C'est la raison pour laquelle, dans cette perspective, j'ai demandé aux équipes de l'ANDRA de travailler sur un nouveau programme d'observation du stockage et de l'environnement en surface, pour avoir des données techniques, à la pointe de l'innovation technologique pour l'observation du stockage en grande profondeur. Le dossier 2005 s'appuyait sur les acquis, notamment du secteur pétrolier.

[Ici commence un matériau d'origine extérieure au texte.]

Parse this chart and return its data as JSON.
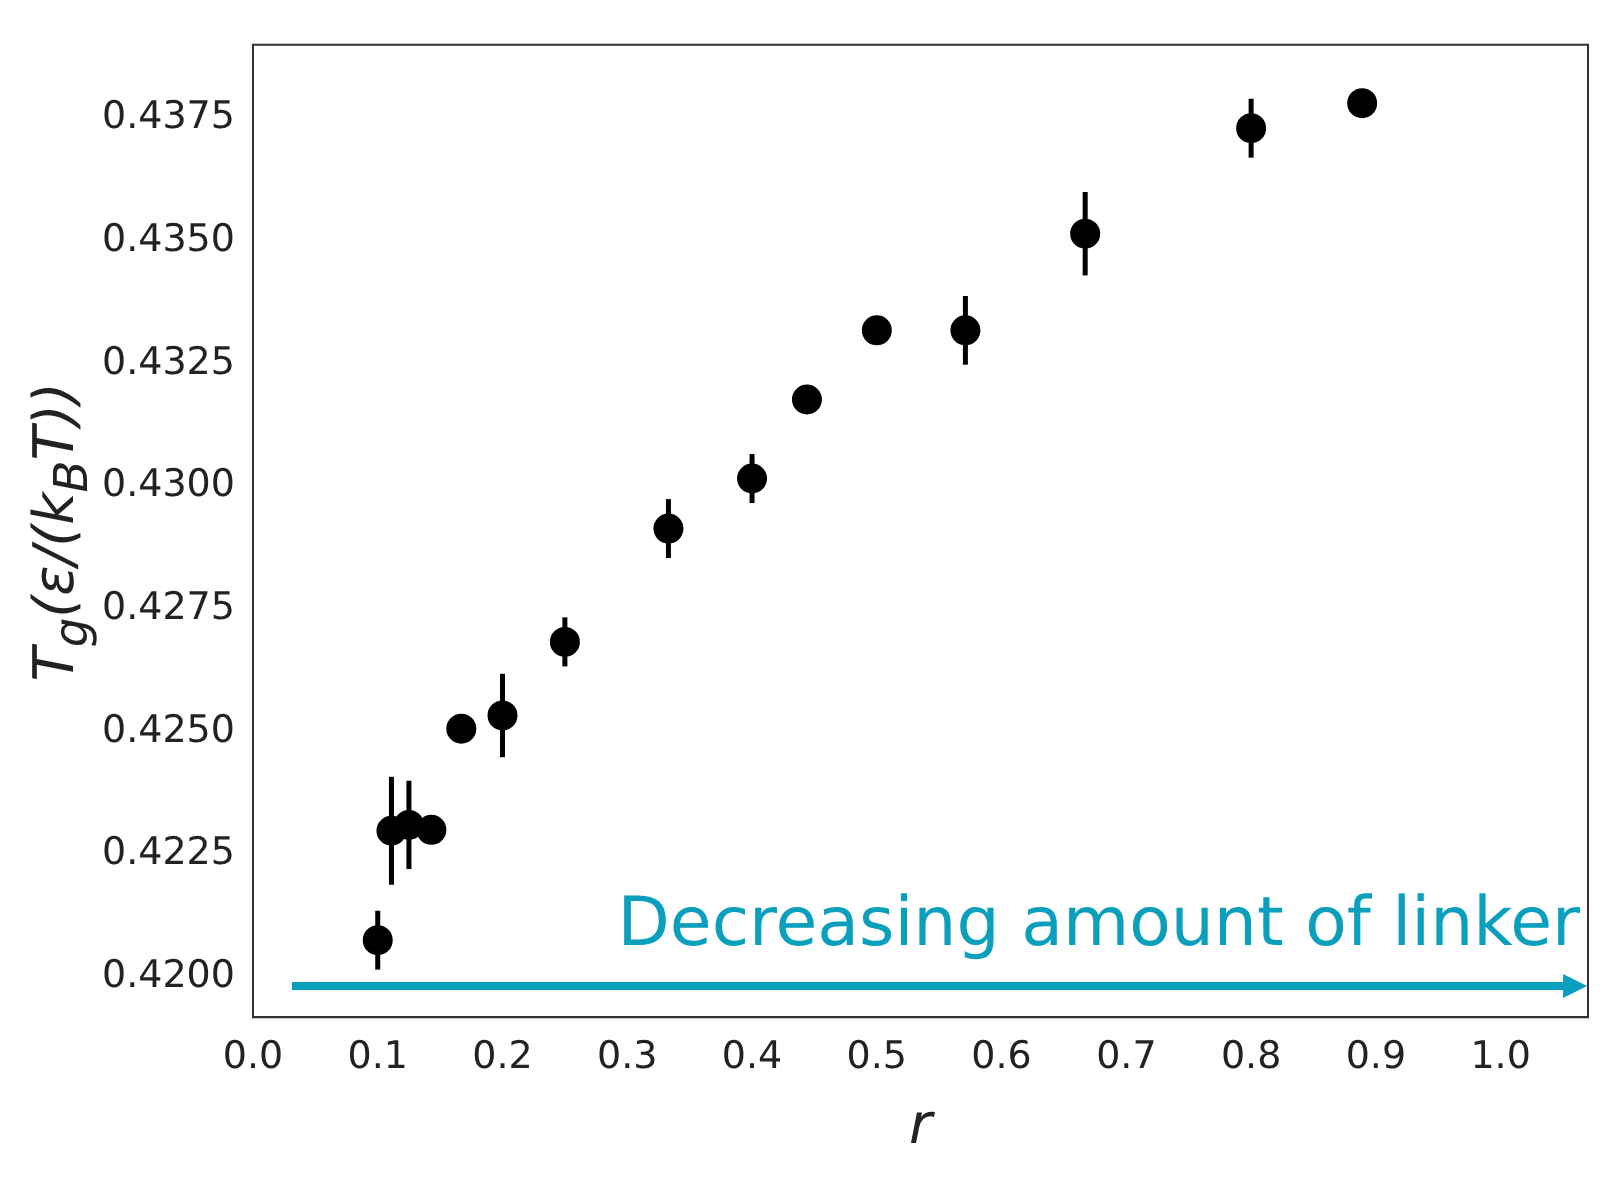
{
  "chart_data": {
    "type": "scatter",
    "xlabel": "r",
    "ylabel": "T$_{g}$(ε/(k$_{B}$T))",
    "annotations": [
      "Decreasing amount of linker"
    ],
    "x": [
      0.1,
      0.111,
      0.125,
      0.143,
      0.167,
      0.2,
      0.25,
      0.333,
      0.4,
      0.444,
      0.5,
      0.571,
      0.667,
      0.8,
      0.889
    ],
    "values": [
      0.42075,
      0.42298,
      0.4231,
      0.423,
      0.42506,
      0.42533,
      0.42683,
      0.42914,
      0.43016,
      0.43177,
      0.43318,
      0.43318,
      0.43515,
      0.4373,
      0.43781
    ],
    "errors": [
      0.0006,
      0.0011,
      0.0009,
      null,
      null,
      0.00085,
      0.0005,
      0.0006,
      0.0005,
      null,
      null,
      0.0007,
      0.00085,
      0.0006,
      null
    ],
    "color": "#000000",
    "marker": "circle",
    "grid": false,
    "legend": false,
    "xlim": [
      0,
      1.07
    ],
    "xticks": [
      {
        "value": 0,
        "label": "0.0"
      },
      0.1,
      0.2,
      0.3,
      0.4,
      0.5,
      0.6,
      0.7,
      0.8,
      0.9,
      {
        "value": 1,
        "label": "1.0"
      }
    ],
    "ylim": [
      0.41918,
      0.439
    ],
    "yticks": [
      {
        "value": 0.42,
        "label": "0.4200"
      },
      {
        "value": 0.4225,
        "label": "0.4225"
      },
      {
        "value": 0.425,
        "label": "0.4250"
      },
      {
        "value": 0.4275,
        "label": "0.4275"
      },
      {
        "value": 0.43,
        "label": "0.4300"
      },
      {
        "value": 0.4325,
        "label": "0.4325"
      },
      {
        "value": 0.435,
        "label": "0.4350"
      },
      {
        "value": 0.4375,
        "label": "0.4375"
      }
    ]
  }
}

Nous avons besoin de ces données pour prendre des décisions sur la réversibilité, et l'autorité de sûreté nucléaire ne pourra pas donner un avis favorable - le gouvernement décidera - sur un tel stockage si, en même temps qu'une démonstration de sûreté opérationnelle de long terme s'appuyant sur des expérimentations au fond et des calculs, l'ANDRA ne présente pas un programme d'observation et de surveillance innovant. La bonne nouvelle est que de nombreux laboratoires ont manifesté leur intérêt au plan national, le CEA, le CNRS bien sûr. Nous avons commencé à en parler à nos agences homologues qui sont très intéressées à y travailler également. Cela constituera probablement également un programme du 7ème PCRD.

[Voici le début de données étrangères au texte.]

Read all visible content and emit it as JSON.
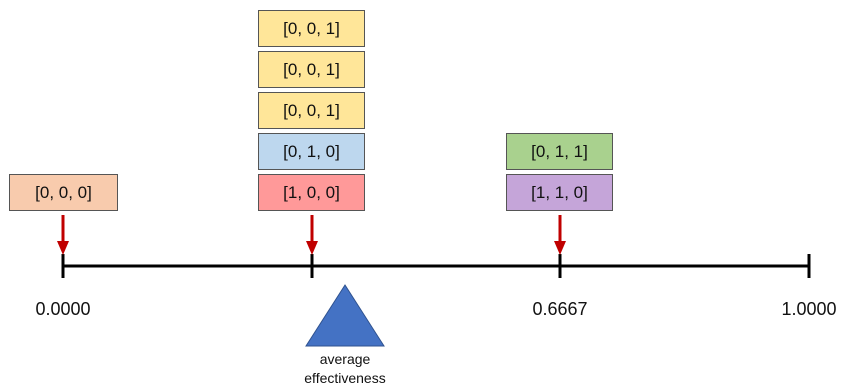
{
  "colors": {
    "orange": "#F8CBAD",
    "red": "#FF9999",
    "blue": "#BDD7EE",
    "yellow": "#FFE699",
    "green": "#A9D18E",
    "purple": "#C5A5D9",
    "arrow": "#C00000",
    "triangle": "#4472C4",
    "axis": "#000000"
  },
  "axis": {
    "tick_labels": [
      "0.0000",
      "",
      "0.6667",
      "1.0000"
    ]
  },
  "groups": [
    {
      "label": "0.0000",
      "boxes": [
        {
          "text": "[0, 0, 0]",
          "color": "orange"
        }
      ]
    },
    {
      "label": "",
      "boxes": [
        {
          "text": "[1, 0, 0]",
          "color": "red"
        },
        {
          "text": "[0, 1, 0]",
          "color": "blue"
        },
        {
          "text": "[0, 0, 1]",
          "color": "yellow"
        },
        {
          "text": "[0, 0, 1]",
          "color": "yellow"
        },
        {
          "text": "[0, 0, 1]",
          "color": "yellow"
        }
      ]
    },
    {
      "label": "0.6667",
      "boxes": [
        {
          "text": "[1, 1, 0]",
          "color": "purple"
        },
        {
          "text": "[0, 1, 1]",
          "color": "green"
        }
      ]
    }
  ],
  "marker": {
    "line1": "average",
    "line2": "effectiveness"
  }
}
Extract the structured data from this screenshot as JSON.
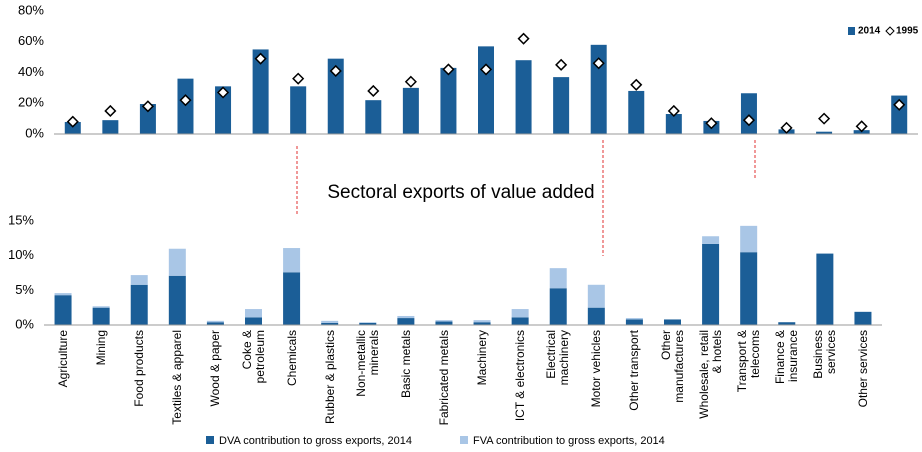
{
  "chart_data": [
    {
      "type": "bar",
      "categories": [
        null,
        null,
        null,
        null,
        null,
        null,
        null,
        null,
        null,
        null,
        null,
        null,
        null,
        null,
        null,
        null,
        null,
        null,
        null,
        null,
        null,
        null,
        null
      ],
      "series": [
        {
          "name": "2014",
          "color": "#1b5e97",
          "values": [
            7.8,
            9,
            19.5,
            36,
            31,
            55,
            31,
            49,
            22,
            30,
            43,
            57,
            48,
            37,
            58,
            28,
            13,
            8.5,
            26.5,
            3,
            1.5,
            2.5,
            25
          ]
        },
        {
          "name": "1995",
          "marker": "diamond",
          "color": "#ffffff",
          "values": [
            8,
            15,
            18,
            22,
            27,
            49,
            36,
            41,
            28,
            34,
            42,
            42,
            62,
            45,
            46,
            32,
            15,
            7,
            9,
            4,
            10,
            5,
            19
          ]
        }
      ],
      "ylim": [
        0,
        80
      ],
      "yticks": [
        {
          "value": 0,
          "label": "0%"
        },
        {
          "value": 20,
          "label": "20%"
        },
        {
          "value": 40,
          "label": "40%"
        },
        {
          "value": 60,
          "label": "60%"
        },
        {
          "value": 80,
          "label": "80%"
        }
      ],
      "legend": "top-right"
    },
    {
      "type": "stacked_bar",
      "title": "Sectoral exports of value added",
      "categories": [
        "Agriculture",
        "Mining",
        "Food products",
        "Textiles & apparel",
        "Wood & paper",
        "Coke & petroleum",
        "Chemicals",
        "Rubber & plastics",
        "Non-metallic minerals",
        "Basic metals",
        "Fabricated metals",
        "Machinery",
        "ICT & electronics",
        "Electrical machinery",
        "Motor vehicles",
        "Other transport",
        "Other manufactures",
        "Wholesale, retail & hotels",
        "Transport & telecoms",
        "Finance & insurance",
        "Business services",
        "Other services"
      ],
      "series": [
        {
          "name": "DVA contribution to gross exports, 2014",
          "color": "#1b5e97",
          "values": [
            4.3,
            2.5,
            5.8,
            7.1,
            0.4,
            1.1,
            7.6,
            0.3,
            0.3,
            1.0,
            0.5,
            0.4,
            1.1,
            5.3,
            2.5,
            0.8,
            0.8,
            11.7,
            10.5,
            0.4,
            10.3,
            1.9
          ]
        },
        {
          "name": "FVA contribution to gross exports, 2014",
          "color": "#a9c6e6",
          "values": [
            0.3,
            0.2,
            1.4,
            3.9,
            0.2,
            1.2,
            3.5,
            0.3,
            0.1,
            0.3,
            0.2,
            0.3,
            1.2,
            2.9,
            3.3,
            0.2,
            0,
            1.1,
            3.8,
            0,
            0,
            0
          ]
        }
      ],
      "ylim": [
        0,
        15
      ],
      "yticks": [
        {
          "value": 0,
          "label": "0%"
        },
        {
          "value": 5,
          "label": "5%"
        },
        {
          "value": 10,
          "label": "10%"
        },
        {
          "value": 15,
          "label": "15%"
        }
      ],
      "legend": "bottom"
    }
  ]
}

Nous prendrons le temps de recueillir les attentes du public et des populations sur le thème de la réversibilité dans le cadre du programme d'information et de consultation. J'ai souhaité là aussi que l'on formalise ce programme, car nous nous fixons comme objectif dans les années qui viennent, à chaque fois, de dire ce que nous allons faire, de recueillir les remarques et avis, de les prendre en compte le mieux possible. C'est dans le cadre de ce programme que les sciences humaines et sociales peuvent nous apporter quelque chose, non pour faire de la recherche fondamentale, toutes les méthodes sont connues, mais pour les mettre en œuvre sur un tel projet. L'enjeu est d'inviter les populations et les parties prenantes locales au dialogue, et de leur donner envie de nous parler et de nous écouter. Dans le cadre de ces échanges seront traités les thèmes de la réversibilité, la complémentarité entreposage stockage, la surveillance, la mémoire à long terme, qui intéressent très fortement la population.

T L'entreposage

Aujourd'hui, l'entreposage n'a le rang que de programme au sein de l'ANDRA : pourquoi ? Contrairement au stockage géologique pour lequel l'ANDRA maîtrisait les recherches jusqu'en 2006, les recherches sur l'entreposage étaient menées par le CEA. Il était trop tôt pour l'ANDRA de vous faire des propositions concrètes d'un programme d'études. En revanche, je peux affirmer que le transfert de connaissances entre le CEA et l'ANDRA se passe parfaitement bien. Plusieurs réunions approfondies ont eu lieu, car il était important que l'ANDRA prenne non seulement connaissance des résultats du CEA, mais aussi des pistes explorées, des raisons pour lesquelles il les avait abandonnées, etc. Sur cette base, et celle de l'inventaire qui nous sera demandé dans le cadre du PNG-MDR sur les besoins en termes d'entreposage, nous pourrons, dès l'automne 2007, faire des propositions d'axe de R&D pour être en mesure, comme il est prévu au PNG-MDR, de proposer des voies d'approfondissement sur l'entreposage. Nous travaillons également avec AREVA sur les futures extensions de La Hague.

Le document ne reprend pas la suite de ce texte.